Favourite Track – Tamburan

Mind Over Mirrors – Bellowing Sun

Transcendent synth explorations. Traditional instruments like zithers, harmoniums and violins lilt and soar over rhythmic electronics, while Janet Beveridge Bean provides her beautiful intonations and incantations. Peaceful and uplifting – it’s the best ECM album not to be released on ECM!

Favourite Track – Twenty-One Falls

The Myrrors – Borderlands

Mysterious drones from the desert. It’s ominous, intoxicating and hypnotic – the perfect pal for anyone looking to get hopelessly lost in their thoughts, only to return enlightened yet haunted by unworldly visions!

Favourite Track – Note From the Underground

The Residents – I Am A Resident!

Well, I said I didn’t want to write about any bands I’ve been listening to for years. But you know… it’s The Residents!

Describing 2018 as “a productive year for The Residents” would be like describing 2018 as “a year featuring 12 months”. They’re one of those ridiculously-prolific bands. I pay a lot of attention to them. They own a lot of my mind, yet I really struggle to keep up.

This year they reissued some classics on Cherry Red and put out at least two albums. Intruders was a gripping and highly disturbing concept album about imaginary people, but I’m much more taken by I Am A Resident. Because there is nothing else like this, anywhere.

So the group asked their fans to cover some of their songs. But they were quite overwhelmed – not just by the sheer number of entries they received, but also by the mad ways in which their freakish fans had interpreted their work. So rather than just putting out a straight compilation, they instead decided to mix everything together and let it flow. The result is a cross between a greatest-hits collection, a tribute album, and a remix album, all presented as an illicit radio broadcast.
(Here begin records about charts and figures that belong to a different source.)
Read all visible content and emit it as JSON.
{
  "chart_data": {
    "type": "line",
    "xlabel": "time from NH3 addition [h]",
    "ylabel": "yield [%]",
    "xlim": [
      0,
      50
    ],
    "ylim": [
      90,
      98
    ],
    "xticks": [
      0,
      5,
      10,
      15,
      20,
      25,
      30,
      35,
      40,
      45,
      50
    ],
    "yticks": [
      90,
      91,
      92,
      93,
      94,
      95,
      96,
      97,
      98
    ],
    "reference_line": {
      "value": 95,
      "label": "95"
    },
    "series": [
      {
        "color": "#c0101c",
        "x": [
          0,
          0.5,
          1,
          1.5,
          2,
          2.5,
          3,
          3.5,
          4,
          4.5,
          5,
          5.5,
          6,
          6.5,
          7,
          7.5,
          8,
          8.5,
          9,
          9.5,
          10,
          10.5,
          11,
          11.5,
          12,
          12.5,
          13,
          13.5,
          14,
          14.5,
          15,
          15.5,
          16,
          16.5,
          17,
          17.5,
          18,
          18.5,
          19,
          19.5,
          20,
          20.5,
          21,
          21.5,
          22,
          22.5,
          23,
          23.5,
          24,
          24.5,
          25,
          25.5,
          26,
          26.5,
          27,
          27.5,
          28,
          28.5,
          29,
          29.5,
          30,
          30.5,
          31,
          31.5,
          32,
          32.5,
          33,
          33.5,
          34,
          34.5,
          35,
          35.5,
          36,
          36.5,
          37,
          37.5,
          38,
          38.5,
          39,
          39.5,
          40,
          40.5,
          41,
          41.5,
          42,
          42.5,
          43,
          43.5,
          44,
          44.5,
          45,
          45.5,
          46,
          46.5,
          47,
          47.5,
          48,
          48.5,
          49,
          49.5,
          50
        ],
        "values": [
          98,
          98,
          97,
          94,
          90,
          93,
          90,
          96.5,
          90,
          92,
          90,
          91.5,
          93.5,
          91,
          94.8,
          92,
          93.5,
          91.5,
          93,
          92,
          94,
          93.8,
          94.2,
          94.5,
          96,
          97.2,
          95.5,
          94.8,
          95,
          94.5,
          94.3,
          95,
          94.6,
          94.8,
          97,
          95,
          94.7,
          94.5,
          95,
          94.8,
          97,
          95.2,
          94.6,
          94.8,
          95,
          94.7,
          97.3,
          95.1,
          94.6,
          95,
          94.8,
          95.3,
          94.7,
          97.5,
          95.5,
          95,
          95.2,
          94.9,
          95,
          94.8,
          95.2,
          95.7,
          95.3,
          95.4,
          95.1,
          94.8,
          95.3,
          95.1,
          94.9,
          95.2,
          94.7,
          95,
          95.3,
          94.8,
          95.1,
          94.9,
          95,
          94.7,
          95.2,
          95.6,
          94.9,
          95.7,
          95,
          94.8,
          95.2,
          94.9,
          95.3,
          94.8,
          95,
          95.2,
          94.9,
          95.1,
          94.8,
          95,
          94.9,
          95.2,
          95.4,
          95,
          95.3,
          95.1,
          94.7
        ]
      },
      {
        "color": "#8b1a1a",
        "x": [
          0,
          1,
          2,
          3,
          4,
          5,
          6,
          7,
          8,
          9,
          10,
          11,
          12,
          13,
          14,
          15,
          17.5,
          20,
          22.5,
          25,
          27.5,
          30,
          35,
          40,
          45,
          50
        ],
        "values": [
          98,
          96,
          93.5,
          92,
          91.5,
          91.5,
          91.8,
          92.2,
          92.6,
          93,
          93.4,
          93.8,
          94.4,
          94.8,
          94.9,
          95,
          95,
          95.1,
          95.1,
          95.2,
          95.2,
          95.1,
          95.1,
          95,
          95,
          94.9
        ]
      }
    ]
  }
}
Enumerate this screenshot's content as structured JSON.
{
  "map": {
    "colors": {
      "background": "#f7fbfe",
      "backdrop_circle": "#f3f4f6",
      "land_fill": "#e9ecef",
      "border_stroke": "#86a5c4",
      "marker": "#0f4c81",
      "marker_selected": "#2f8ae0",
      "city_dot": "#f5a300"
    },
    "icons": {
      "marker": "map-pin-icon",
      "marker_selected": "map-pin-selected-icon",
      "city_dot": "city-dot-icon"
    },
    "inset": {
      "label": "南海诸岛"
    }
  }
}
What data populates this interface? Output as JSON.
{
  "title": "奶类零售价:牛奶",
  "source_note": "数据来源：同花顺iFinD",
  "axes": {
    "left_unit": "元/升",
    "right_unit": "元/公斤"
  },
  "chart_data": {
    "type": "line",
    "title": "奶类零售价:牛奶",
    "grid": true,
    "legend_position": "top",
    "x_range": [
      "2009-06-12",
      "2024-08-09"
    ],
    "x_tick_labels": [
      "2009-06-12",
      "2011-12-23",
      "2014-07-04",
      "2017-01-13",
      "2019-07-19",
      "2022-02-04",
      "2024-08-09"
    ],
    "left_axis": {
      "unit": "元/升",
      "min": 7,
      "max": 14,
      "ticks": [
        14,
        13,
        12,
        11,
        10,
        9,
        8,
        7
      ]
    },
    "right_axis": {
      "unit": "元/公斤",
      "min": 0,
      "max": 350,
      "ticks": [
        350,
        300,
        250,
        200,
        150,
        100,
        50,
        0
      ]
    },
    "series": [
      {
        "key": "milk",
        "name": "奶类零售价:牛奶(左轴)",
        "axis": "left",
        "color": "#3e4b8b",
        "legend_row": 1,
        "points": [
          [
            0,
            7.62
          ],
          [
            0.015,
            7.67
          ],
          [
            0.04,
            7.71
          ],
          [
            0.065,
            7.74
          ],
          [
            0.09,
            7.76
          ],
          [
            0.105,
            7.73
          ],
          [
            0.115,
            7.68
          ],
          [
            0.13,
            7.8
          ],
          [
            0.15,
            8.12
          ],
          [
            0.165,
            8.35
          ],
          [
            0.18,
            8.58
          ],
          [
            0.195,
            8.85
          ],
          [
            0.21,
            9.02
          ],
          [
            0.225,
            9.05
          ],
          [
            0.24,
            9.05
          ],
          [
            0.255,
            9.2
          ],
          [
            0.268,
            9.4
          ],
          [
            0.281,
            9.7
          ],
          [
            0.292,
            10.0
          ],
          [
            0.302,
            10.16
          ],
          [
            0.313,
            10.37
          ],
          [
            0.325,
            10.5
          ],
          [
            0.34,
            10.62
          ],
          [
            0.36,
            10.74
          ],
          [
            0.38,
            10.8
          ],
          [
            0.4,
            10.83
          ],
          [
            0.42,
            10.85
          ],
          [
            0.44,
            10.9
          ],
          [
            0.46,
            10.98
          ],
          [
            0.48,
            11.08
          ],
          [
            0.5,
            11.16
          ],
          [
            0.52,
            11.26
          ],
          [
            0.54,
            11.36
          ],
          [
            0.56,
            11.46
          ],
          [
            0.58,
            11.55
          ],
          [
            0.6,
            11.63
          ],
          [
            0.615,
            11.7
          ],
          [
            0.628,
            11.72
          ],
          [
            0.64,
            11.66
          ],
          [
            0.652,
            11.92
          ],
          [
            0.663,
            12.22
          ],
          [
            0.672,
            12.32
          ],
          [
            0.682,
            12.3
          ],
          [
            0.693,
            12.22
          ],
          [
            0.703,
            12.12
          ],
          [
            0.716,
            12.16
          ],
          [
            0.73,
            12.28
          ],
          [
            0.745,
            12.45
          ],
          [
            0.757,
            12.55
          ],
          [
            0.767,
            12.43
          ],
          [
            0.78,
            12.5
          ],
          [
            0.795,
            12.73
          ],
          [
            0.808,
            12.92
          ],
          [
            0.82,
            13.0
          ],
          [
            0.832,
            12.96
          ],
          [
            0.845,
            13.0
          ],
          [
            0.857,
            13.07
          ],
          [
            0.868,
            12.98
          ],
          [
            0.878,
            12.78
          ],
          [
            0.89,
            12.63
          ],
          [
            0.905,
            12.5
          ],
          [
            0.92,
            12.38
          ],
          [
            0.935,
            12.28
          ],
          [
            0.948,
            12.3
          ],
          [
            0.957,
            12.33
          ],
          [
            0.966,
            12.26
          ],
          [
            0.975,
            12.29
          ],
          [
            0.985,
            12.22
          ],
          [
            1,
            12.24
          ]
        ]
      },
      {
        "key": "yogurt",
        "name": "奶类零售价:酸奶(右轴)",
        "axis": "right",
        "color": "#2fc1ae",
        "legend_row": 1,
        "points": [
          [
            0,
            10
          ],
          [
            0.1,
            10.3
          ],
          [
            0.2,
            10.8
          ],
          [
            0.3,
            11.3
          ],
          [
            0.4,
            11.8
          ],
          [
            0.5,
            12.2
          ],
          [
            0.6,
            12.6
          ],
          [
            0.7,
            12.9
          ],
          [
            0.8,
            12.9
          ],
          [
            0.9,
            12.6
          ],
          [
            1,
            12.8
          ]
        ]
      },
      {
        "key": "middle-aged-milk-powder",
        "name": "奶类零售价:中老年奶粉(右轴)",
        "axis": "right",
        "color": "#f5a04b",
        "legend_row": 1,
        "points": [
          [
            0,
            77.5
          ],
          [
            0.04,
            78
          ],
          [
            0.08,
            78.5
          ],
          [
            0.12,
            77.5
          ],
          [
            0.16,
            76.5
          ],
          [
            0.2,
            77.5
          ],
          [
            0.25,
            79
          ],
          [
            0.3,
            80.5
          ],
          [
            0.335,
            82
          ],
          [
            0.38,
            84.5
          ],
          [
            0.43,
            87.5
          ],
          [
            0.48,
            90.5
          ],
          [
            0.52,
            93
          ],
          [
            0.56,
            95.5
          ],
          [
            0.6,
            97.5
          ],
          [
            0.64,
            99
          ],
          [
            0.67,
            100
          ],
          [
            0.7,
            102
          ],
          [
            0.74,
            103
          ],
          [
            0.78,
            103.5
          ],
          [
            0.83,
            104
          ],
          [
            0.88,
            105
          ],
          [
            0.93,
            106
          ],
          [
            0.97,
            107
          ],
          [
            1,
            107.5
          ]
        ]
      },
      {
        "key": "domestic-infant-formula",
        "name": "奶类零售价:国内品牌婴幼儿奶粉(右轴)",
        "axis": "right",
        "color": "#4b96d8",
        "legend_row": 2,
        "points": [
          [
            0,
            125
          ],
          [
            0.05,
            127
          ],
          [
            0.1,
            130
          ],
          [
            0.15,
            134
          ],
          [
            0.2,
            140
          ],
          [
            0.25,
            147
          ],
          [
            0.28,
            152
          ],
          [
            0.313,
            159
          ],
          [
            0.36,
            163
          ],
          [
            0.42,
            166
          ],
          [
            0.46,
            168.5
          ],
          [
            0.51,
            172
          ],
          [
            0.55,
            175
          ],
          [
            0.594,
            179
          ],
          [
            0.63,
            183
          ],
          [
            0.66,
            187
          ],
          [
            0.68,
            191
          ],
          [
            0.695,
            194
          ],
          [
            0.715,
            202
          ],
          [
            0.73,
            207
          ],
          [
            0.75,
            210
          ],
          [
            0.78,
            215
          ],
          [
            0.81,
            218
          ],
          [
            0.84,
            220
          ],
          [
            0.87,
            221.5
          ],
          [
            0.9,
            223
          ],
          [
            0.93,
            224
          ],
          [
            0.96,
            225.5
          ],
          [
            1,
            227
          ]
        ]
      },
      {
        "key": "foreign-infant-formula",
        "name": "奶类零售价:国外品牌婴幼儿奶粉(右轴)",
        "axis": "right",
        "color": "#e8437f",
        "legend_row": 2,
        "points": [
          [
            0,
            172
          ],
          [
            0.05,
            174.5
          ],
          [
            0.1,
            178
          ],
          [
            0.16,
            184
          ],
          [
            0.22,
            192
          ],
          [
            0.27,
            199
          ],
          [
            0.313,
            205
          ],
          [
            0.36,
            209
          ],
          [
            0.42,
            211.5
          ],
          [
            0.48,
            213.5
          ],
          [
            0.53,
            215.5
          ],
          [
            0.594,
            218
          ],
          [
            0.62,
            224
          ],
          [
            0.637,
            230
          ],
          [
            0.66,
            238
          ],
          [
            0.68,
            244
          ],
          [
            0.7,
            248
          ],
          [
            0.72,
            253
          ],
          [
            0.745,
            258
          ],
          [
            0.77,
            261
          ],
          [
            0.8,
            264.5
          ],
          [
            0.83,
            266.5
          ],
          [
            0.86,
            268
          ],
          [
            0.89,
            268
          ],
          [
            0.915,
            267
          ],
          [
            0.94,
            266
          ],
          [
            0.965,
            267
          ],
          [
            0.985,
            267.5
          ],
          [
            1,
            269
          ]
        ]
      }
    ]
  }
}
It’s a surreal soundscape that regularly shifts from a disquieting dream to an outright nightmare, then back again. Long-term Residents fans might pick out familiar motifs, but things are so warped that it’s often uncanny, like talking at length to an old friend only to realise that they haven’t blinked for 40 minutes.

And then you get to the second disc, which features the raw material – the covers they used to construct this mutant. And yeah, they’re demented. They’re by bands with names like “Chesty Vulva” and “SKULL IN THE CROW’S EYE”. I never knew I needed a sludge-punk cover of Hello Skinny.

And that name! And that cover! We still aren’t quite sure just who The Residents are. But with this release, it’s like they’re saying that we’re all Residents. I can get behind that.

Favourite Track – Freaky Wake

So that’s that! I’ll post my top 10, in time.